À la cote d’amour du Voyage à Nantes 2024, les cariatides frondeuses se situent certainement assez haut.
Nantes possède depuis un siècle cinq fontaines Wallace, dont deux au Jardin des plantes ; Paris en a plus de cent, Marseille et Toulouse huit, Bordeaux sept, etc. Chacun connaît ces fontaines très verticales surmontées de quatre personnages féminins – les cariatides – supportant un clocheton. Le Voyage à Nantes leur a ajouté sous un même titre, L’Évasion, quatre pastiches conçus par Cyril Pedrosa.
Dans la première de ces quatre fontaines, à la Psalette, l’une des cariatides renonce à porter le clocheton et s’empare d’un arrosoir. Dans la deuxième, à côté du château, deux des cariatides escaladent le clocheton. Dans la troisième, du côté de Saint-Nicolas, place Fernand-Soil, toutes quatre sont juchées sur le clocheton. Dans la quatrième, au muséum d’histoire naturelle, elles descendent à terre pour se promener dans le jardin.
L’œuvre aurait dû faire partie du Voyage à Nantes 2023, voué au thème des statues. Mais elle était en retard, et la voilà reprogrammée en 2024. La statue qui s’échappe n’est évidemment pas une idée neuve ; en témoigne, parmi bien d’autres, l’Éloge de la transgression de Philippe Ramette, installée cours Cambronne depuis le Voyage à Nantes 2018. Rodin a sculpté des cariatides en rupture de bâtiment. Le fresquiste parisien Philippe Abel a même réalisé voici quelques années une Libération des cariatides de la fontaine Wallace. À défaut d’être totalement originale, L’Évasion nantaise est sympathique et gentiment réalisée. Les familles visitent les quatre épisodes dans l’ordre pour pousser les enfants fatigués à mettre un pied devant l’autre. Pas besoin de grandes explications pour ce scénario tout simple.
Baratinages
Trop simple peut-être pour le Voyage à Nantes. Il a tenu à expliquer la genèse de l’œuvre dans une vidéo fort bien réalisée mais qui invite à la moquerie. Jean Blaise y raconte qu’un service municipal lui a proposé en 2022 de réfléchir à la question des points d’eau dans la ville. « On commence à y penser ensemble, notre équipe habituelle, et puis, et puis, ben, on découvre que ça existe déjà, c'est les fontaines Wallace », relate le patron du Voyage à Nantes. « Et en fouillant un peu, on commence à travailler sur l'histoire et on découvre très vite que l'artiste des fontaines Wallace, Charles-Auguste Lebourg, est nantais. »

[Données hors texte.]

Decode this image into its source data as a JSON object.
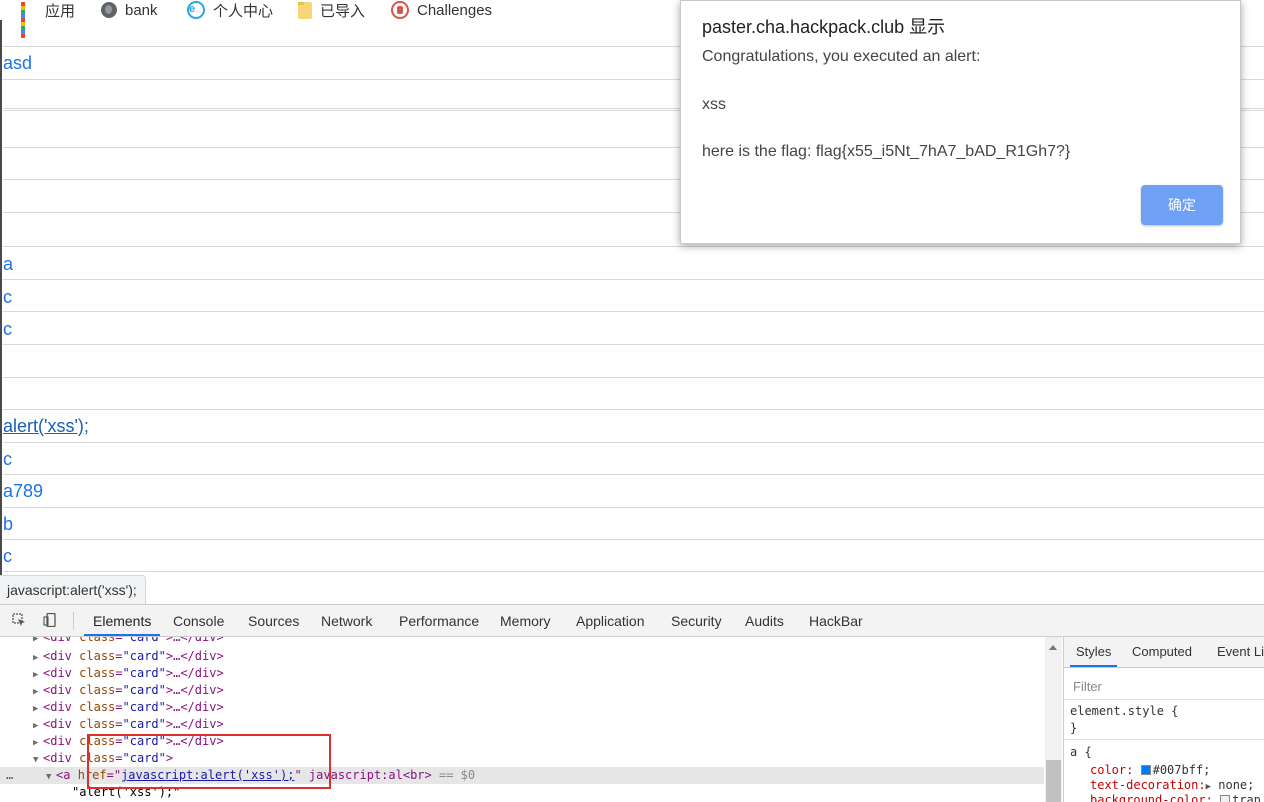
{
  "bookmarks": [
    {
      "label": "应用",
      "icon": "apps-grid-icon"
    },
    {
      "label": "bank",
      "icon": "globe-icon"
    },
    {
      "label": "个人中心",
      "icon": "ie-icon"
    },
    {
      "label": "已导入",
      "icon": "folder-icon"
    },
    {
      "label": "Challenges",
      "icon": "seal-icon"
    }
  ],
  "page_links": [
    {
      "text": "asd"
    },
    {
      "text": "a"
    },
    {
      "text": "c"
    },
    {
      "text": "c"
    },
    {
      "text": "alert('xss');"
    },
    {
      "text": "c"
    },
    {
      "text": "a789"
    },
    {
      "text": "b"
    },
    {
      "text": "c"
    }
  ],
  "status_url": "javascript:alert('xss');",
  "dialog": {
    "title": "paster.cha.hackpack.club 显示",
    "line1": "Congratulations, you executed an alert:",
    "line2": "xss",
    "line3": "here is the flag: flag{x55_i5Nt_7hA7_bAD_R1Gh7?}",
    "ok_label": "确定"
  },
  "devtools": {
    "tabs": [
      "Elements",
      "Console",
      "Sources",
      "Network",
      "Performance",
      "Memory",
      "Application",
      "Security",
      "Audits",
      "HackBar"
    ],
    "active_tab": "Elements",
    "dom": {
      "div_tag": "div",
      "class_attr": "class",
      "card_value": "\"card\"",
      "collapsed_suffix": "…</div>",
      "eq": "=",
      "a_tag": "a",
      "href_attr": "href",
      "href_value": "javascript:alert('xss');",
      "inline_text": "javascript:al",
      "br_tag": "<br>",
      "dollar0": "== $0",
      "text_node": "\"alert('xss');\"",
      "row_dots": "…"
    },
    "styles_pane": {
      "tabs": [
        "Styles",
        "Computed",
        "Event Li"
      ],
      "active_tab": "Styles",
      "filter_placeholder": "Filter",
      "element_style": "element.style {",
      "close_brace": "}",
      "rule_selector": "a {",
      "color_prop": "color:",
      "color_value": "#007bff;",
      "decoration_prop": "text-decoration:",
      "decoration_value": "none;",
      "bg_prop": "background-color:",
      "bg_value": "tran"
    }
  },
  "colors": {
    "link": "#1a73e8",
    "ok_button": "#6ea1f5",
    "highlight_box": "#e0302b",
    "swatch": "#007bff"
  }
}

Jean Blaise est arrivé à Nantes en 1987 comme responsable d’un centre culturel. Il est devenu grand manitou du tourisme nantais en 2011. Et en 2022 il lui faut encore réfléchir en équipe et « fouiller un peu » pour « découvrir » les fontaines Wallace, puis « découvrir » aussi qu’elles sont l’œuvre d'un sculpteur de chez nous, ainsi que tout Nantais moyennement cultivé le sait depuis longtemps… Déguiser une lacune en « découverte » est bien dans l’esprit du Voyage à Nantes, qui n’a jamais craint de baratiner.

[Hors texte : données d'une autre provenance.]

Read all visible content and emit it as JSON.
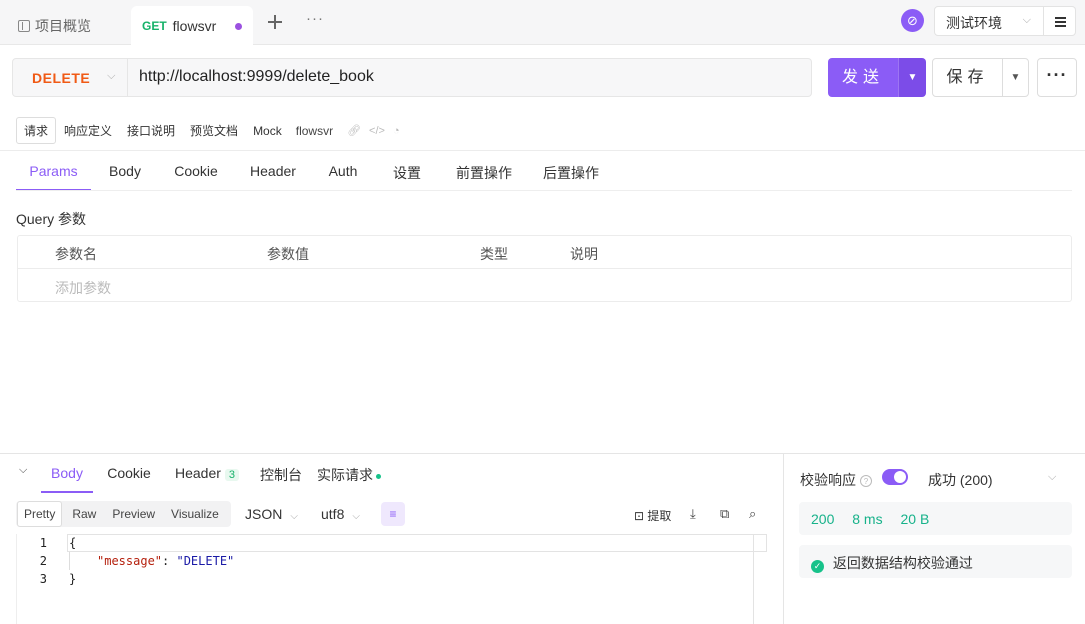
{
  "topbar": {
    "overview_tab": "项目概览",
    "active_tab": {
      "method": "GET",
      "name": "flowsvr"
    },
    "more_glyph": "···",
    "environment": "测试环境"
  },
  "request": {
    "method": "DELETE",
    "url": "http://localhost:9999/delete_book",
    "send_label": "发送",
    "save_label": "保存"
  },
  "subtabs": {
    "items": [
      "请求",
      "响应定义",
      "接口说明",
      "预览文档",
      "Mock"
    ],
    "name": "flowsvr"
  },
  "params_tabs": [
    "Params",
    "Body",
    "Cookie",
    "Header",
    "Auth",
    "设置",
    "前置操作",
    "后置操作"
  ],
  "query": {
    "label": "Query 参数",
    "columns": [
      "参数名",
      "参数值",
      "类型",
      "说明"
    ],
    "add_placeholder": "添加参数"
  },
  "response": {
    "tabs": [
      "Body",
      "Cookie",
      "Header",
      "控制台",
      "实际请求"
    ],
    "header_count": "3",
    "formats": [
      "Pretty",
      "Raw",
      "Preview",
      "Visualize"
    ],
    "type": "JSON",
    "encoding": "utf8",
    "extract_label": "提取",
    "code_lines": [
      {
        "n": "1",
        "text": "{"
      },
      {
        "n": "2",
        "key": "\"message\"",
        "value": "\"DELETE\""
      },
      {
        "n": "3",
        "text": "}"
      }
    ]
  },
  "validation": {
    "label": "校验响应",
    "status": "成功 (200)",
    "code": "200",
    "time": "8 ms",
    "size": "20 B",
    "result": "返回数据结构校验通过"
  },
  "colors": {
    "accent": "#8b5cf6",
    "method_delete": "#f05a15",
    "method_get": "#17b26a",
    "success": "#17b28a"
  }
}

La parole passe ensuite à Cyril Pedrosa. « Comme le jeu était de fabriquer un récit avec les cariatides qui sont des personnages féminins, je voulais éviter par-dessus tout de plaquer un discours d'homme de 50 ans hétérosexuel blanc sur des figures féminines », commence-t-il. On craint le pire : après tout, si l’on tenait à éviter ce discours, il aurait suffi de s’adresser à un créateur qui ne soit pas un hétérosexuel blanc de 50 ans (Pedrosa est né en 1972). Heureusement, après ce coup d’encensoir au politiquement correct, vient un récit plus concret de la naissance des fontaines Wallace revisitées.
Une opération plus colossale qu’elle n’en
a l’air
C’est à la fois captivant et alarmant. Cyril Pedrosa est un auteur de bandes dessinées et non un sculpteur. Il a imaginé un scénario simple en quatre épisodes et réalisé des esquisses, soit, reconnaît-il, « ce qui était le plus simple et le plus rapide ». Il n’empêche qu’au bout du compte, il signe des sculptures. Celles-ci sont le résultat d’un processus industriel en trois grands mouvements :
- Un, embauche de quatre modèles féminins, travail sur leurs costumes, leurs coiffures et leurs attitudes, prises de vue et scan 3D dans un décor de fontaines Wallace reconstruites à l’échelle humaine. « Moi j'étais stupéfait de disposer d'autant de moyens, et de temps aussi, pour travailler », constate honnêtement Pedrosa.
- Deux, modélisation des personnages en résine à l’échelle Wallace, suivie de maintes retouches. « Je découvre totalement une technique en fait et puis un savoir-faire », rapporte Pedrosa.
- Trois, fonderie chez un industriel de la Haute-Marne qui continue à produire des fontaines Wallace comme en 1872. « Je ne connaissais absolument pas le principe même de la fonderie, donc j'ai découvert beaucoup », confirme Pedrosa.
On croit donc ce dernier sans peine quand
il résume : « C'est un projet qui
a englobé beaucoup de monde, vraiment beaucoup de monde. » Le long
générique de la vidéo permet de s’en faire une idée visuelle. Le sculpteur des
six cariatides colossales de l’Érechtéion d’Athènes n’a certainement pas
bénéficié des mêmes moyens au temps de Périclès…
On ne sait ce qui surprend le plus, que Le
Voyage à Nantes ait confié cette lourde réalisation à un artiste qui avoue
aussi ingénument ne rien connaître aux techniques mises en œuvre, ou que ce
dernier s’en soit si bien tiré – hormis sur le plan du calendrier, bien sûr.
Quant au coût, forcément élevé vu le nombre de personnes à rémunérer, on ne le
connaîtra dans doute pas puisque le Voyage à Nantes ne révèle le prix des
œuvres que lorsque
la chambre régionale des comptes le fait à sa place.
Fontaines pour les pieds
Pendant ce temps-là, les cinq fontaines
Wallace « historiques » de Nantes avaient été envoyées pour
restauration chez le même fondeur de Haute-Marne. Elles ont été remises en
place à Nantes voici quelques jours. Mais en quel état ! Depuis toujours, un
filet d’eau coulait de leur chapiteau entre les quatre cariatides. Pour ne pas
gâcher, les fontaines parisiennes récentes sont équipées d’un discret bouton-poussoir
qui libère quelques secondes d’eau. Nantes a préféré fixer sur le pied de ses fontaines
un gros robinet en inox qui jure avec leur couleur « vert nantais ». Placé
trop bas pour qu’un adulte puisse s’y abreuver directement, à moins d’avoir l’échine
très souple, il vous envoie, si vous n’y prenez garde, une bonne giclée sur le
pied. De l’eau gaspillée ? Bah ! ce ne sont que quelques gouttes en
comparaison de la chute d’eau du Jardin extraordinaire.